Another update, interesting to test seasonality and see other trends.  Others have noticed the uptick in bed use.  This is due to longer length of stay per admission.  It isn’t due to sicker people.  Many patients who aren’t ready to go home but don’t need intensive care would be transferred to a step-down or skilled nursing bed.  But there aren’t any of those available, so the patients are kept in the hospital.  Why aren’t there skilled nursing beds?  The same reason hospital beds have declined.  Vaccine mandates.  Staff quit or are fired, capacity drops and voila, you have patients staying longer in the hospital.  The state won’t admit that, but this is the cause.  And in the cases and deaths chart you see not only the seasonality, but you do see the beneficial effect of vaccines and a lot of natural immunity, as the shape and timing is similar, but the peaks lower.

Dave Dixon’s notes:

1. The 7 day running average new daily cases peaked again on December 2, mirroring the decline in testing which started at approximately the same date. It appears that the decline in cases is actual, and not an artifact of missing reports.

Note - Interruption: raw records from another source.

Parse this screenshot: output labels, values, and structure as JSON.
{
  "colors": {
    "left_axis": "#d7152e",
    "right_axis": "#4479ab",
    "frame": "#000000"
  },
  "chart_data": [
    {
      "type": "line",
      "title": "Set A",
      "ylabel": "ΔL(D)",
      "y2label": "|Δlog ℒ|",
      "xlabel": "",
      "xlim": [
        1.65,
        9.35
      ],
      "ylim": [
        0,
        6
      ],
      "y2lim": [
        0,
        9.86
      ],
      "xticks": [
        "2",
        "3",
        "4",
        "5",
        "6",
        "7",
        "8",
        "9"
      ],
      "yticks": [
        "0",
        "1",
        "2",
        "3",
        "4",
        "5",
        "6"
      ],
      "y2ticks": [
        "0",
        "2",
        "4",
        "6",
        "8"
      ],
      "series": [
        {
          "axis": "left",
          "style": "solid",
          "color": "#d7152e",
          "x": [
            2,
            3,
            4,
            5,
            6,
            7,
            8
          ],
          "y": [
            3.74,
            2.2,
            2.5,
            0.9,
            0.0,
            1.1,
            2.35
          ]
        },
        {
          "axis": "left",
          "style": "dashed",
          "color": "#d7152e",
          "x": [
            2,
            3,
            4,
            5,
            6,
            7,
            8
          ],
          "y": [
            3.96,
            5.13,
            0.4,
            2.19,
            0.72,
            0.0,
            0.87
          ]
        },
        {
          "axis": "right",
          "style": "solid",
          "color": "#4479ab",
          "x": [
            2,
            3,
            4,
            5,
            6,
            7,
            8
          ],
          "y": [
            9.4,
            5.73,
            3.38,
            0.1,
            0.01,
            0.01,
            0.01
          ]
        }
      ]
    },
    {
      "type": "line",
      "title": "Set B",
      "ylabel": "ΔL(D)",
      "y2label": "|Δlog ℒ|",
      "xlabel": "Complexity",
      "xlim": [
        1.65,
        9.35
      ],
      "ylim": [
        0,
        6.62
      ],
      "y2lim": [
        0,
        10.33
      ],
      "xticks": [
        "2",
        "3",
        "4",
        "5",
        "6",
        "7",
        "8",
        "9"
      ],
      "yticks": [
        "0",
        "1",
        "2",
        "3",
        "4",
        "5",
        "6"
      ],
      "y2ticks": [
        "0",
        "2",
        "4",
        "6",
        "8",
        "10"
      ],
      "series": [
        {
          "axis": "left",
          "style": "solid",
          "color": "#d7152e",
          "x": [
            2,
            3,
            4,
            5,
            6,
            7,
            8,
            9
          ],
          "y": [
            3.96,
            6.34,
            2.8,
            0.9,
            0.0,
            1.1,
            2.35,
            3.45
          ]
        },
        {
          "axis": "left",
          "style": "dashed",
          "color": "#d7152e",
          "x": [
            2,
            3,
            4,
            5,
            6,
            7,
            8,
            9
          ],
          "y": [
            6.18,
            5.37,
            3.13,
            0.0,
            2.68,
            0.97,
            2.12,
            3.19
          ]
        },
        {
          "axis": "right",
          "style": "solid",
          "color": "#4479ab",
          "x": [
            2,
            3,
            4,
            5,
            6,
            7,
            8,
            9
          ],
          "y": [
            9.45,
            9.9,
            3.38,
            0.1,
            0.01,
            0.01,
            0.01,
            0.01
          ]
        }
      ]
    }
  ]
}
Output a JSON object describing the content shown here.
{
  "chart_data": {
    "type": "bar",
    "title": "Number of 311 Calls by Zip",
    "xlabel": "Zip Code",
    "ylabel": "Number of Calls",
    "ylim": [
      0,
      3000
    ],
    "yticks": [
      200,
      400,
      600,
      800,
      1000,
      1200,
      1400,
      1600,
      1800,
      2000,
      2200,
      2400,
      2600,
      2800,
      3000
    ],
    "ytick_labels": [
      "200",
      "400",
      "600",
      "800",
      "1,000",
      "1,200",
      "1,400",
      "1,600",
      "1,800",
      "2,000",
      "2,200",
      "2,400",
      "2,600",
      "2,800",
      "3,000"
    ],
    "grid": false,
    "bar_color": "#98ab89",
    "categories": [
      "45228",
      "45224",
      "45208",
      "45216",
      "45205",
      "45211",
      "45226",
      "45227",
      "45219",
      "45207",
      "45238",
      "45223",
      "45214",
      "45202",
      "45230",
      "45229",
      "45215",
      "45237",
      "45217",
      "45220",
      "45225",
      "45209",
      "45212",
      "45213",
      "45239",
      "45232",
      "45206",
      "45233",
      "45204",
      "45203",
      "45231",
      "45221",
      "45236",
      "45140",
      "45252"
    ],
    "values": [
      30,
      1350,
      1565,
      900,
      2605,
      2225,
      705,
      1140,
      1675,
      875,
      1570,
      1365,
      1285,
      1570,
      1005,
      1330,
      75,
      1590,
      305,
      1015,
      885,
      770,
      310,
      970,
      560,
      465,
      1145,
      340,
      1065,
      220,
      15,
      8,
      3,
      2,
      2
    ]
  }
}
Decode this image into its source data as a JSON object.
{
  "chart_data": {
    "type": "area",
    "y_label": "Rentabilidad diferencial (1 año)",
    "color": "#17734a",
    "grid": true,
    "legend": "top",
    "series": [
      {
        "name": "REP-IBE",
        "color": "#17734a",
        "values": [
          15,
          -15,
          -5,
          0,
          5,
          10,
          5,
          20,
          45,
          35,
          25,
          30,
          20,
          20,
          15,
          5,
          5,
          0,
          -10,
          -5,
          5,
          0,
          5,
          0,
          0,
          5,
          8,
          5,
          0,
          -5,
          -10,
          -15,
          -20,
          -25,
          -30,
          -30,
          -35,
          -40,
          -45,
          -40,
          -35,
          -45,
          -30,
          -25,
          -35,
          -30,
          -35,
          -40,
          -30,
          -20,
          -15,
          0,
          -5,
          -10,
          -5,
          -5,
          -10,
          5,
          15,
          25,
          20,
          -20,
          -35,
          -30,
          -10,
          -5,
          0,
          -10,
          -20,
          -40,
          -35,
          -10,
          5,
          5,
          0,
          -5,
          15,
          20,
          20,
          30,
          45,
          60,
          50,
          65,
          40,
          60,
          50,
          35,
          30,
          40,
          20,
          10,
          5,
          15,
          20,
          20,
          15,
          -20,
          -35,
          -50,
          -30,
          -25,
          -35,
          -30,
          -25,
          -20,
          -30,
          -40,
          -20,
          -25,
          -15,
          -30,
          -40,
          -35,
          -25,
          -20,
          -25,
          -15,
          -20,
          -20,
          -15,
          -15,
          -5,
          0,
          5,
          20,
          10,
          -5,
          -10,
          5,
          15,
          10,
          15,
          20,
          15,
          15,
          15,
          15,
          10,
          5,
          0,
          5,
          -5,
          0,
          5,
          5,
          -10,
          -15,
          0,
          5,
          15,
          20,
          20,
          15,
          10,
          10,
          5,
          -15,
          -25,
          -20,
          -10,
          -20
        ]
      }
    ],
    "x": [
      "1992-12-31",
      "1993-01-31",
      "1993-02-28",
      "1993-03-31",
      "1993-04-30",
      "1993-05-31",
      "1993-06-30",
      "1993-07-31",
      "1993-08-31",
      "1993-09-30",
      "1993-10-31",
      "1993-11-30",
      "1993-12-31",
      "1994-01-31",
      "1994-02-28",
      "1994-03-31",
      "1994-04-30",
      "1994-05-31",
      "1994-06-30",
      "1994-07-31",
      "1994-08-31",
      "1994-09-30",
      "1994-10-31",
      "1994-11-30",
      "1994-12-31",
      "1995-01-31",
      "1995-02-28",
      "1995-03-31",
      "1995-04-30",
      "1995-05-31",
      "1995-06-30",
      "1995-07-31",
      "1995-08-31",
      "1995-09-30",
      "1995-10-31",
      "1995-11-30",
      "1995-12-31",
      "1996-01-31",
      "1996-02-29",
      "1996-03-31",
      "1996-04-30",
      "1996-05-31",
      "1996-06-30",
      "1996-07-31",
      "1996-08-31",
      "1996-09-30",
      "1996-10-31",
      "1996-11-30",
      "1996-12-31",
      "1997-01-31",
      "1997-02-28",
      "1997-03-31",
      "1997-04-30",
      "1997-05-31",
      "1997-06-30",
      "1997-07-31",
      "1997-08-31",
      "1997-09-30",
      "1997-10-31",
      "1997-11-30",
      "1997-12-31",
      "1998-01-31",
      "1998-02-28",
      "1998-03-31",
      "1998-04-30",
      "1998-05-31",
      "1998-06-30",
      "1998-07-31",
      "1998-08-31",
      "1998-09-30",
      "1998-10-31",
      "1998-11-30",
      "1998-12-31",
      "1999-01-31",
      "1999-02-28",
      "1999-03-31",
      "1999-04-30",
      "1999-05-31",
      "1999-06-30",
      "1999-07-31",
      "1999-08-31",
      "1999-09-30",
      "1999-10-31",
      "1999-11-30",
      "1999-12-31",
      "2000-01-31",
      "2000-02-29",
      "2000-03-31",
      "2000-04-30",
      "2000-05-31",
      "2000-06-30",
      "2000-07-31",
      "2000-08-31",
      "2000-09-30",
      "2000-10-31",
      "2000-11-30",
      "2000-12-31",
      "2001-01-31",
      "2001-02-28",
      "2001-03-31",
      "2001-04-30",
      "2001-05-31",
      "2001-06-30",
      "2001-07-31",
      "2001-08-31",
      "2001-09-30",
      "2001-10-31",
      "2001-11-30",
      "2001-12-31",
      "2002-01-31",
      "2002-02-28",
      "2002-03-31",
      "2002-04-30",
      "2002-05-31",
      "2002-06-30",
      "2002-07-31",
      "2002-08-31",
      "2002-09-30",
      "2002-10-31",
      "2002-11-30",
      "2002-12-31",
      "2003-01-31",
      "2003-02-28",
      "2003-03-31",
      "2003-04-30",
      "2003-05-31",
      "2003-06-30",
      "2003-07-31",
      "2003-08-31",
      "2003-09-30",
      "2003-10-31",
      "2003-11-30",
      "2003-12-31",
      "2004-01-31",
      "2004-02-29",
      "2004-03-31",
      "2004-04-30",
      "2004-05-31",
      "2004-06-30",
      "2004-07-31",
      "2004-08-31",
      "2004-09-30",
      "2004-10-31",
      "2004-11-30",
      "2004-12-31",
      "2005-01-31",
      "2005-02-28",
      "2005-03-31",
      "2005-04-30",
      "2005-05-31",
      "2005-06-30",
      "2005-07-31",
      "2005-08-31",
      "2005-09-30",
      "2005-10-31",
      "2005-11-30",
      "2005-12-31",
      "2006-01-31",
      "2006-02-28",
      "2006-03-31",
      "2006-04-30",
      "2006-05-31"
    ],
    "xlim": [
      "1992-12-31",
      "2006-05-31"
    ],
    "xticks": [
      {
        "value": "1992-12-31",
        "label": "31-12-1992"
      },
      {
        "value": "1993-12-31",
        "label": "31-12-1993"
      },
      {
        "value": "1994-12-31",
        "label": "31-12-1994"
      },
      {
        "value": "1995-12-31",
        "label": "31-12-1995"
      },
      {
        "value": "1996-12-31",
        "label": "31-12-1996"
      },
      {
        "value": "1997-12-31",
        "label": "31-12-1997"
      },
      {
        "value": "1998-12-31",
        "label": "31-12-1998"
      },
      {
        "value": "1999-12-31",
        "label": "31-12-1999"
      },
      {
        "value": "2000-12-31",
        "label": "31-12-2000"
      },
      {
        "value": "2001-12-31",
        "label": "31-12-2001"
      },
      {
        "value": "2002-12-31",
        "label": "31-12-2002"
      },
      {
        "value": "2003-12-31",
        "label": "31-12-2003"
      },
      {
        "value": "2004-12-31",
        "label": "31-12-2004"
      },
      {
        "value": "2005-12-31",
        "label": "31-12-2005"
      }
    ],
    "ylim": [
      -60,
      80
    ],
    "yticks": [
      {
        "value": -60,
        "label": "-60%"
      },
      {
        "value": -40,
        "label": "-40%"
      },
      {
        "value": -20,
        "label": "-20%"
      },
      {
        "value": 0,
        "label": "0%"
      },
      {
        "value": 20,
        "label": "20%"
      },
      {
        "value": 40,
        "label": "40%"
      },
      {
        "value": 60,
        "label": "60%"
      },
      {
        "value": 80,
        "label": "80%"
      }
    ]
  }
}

2. Hospital admissions have roughly levelled off, while hospital beds in use continues to climb, now exceeding the beds in use last year on the same date.

2, All data for testing, cases, hospital admissions, and deaths are taken from the data table on the Minnesota Situation Update page: https://www.health.state.mn.us/diseases/coronavirus/situation.html The only modification to the data is to calculate 7 day running averages in order to make the trends easier to see.

3. The underlying data for hospital beds in use is taken from the Teletracking data file found on the Response and Preparation web page: https://mn.gov/covid19/data/response-prep/response-capacity.jsp The Teletracking data file is also cited as the data source for the graphic on this same page. 7 day running averages are calculated for beds in use as well.

4. Active cases are calculated as the cumulative PCR and antigen positive cases minus cumulative deaths minus the people No Longer Needing Isolation. The No Longer Needing Isolation total is found on the Situation Update page. IN recent days MDH has started publishing the Total Positive People (Cumulative) statistic. It is on our to-do list to figure out the impact of this reporting change on Active Cases.

5. For all charts the most recent 7 days of data is excluded, in order to avoid charting incomplete data.

6. It is concerning that the hospital beds in use continues to climb while the daily admissions has levelled off. In addition, the new daily admissions is roughly 71% of the late 2020 peak, while hospital beds in use currently are roughly 91% of the late 2020 peak. I believe this means that the average length of stay for treatment of Covid is longer now compared to the 2020 peak, or that people are experiencing more severe symptoms from Covid, or that people are being admitted for more mild symptoms than in 2020. Since deaths in 2021 peaked at approximately 50% of the 2020 peak it seems unlikely that Covid disease is more severe this year, although better treatments may account for the lower number of deaths.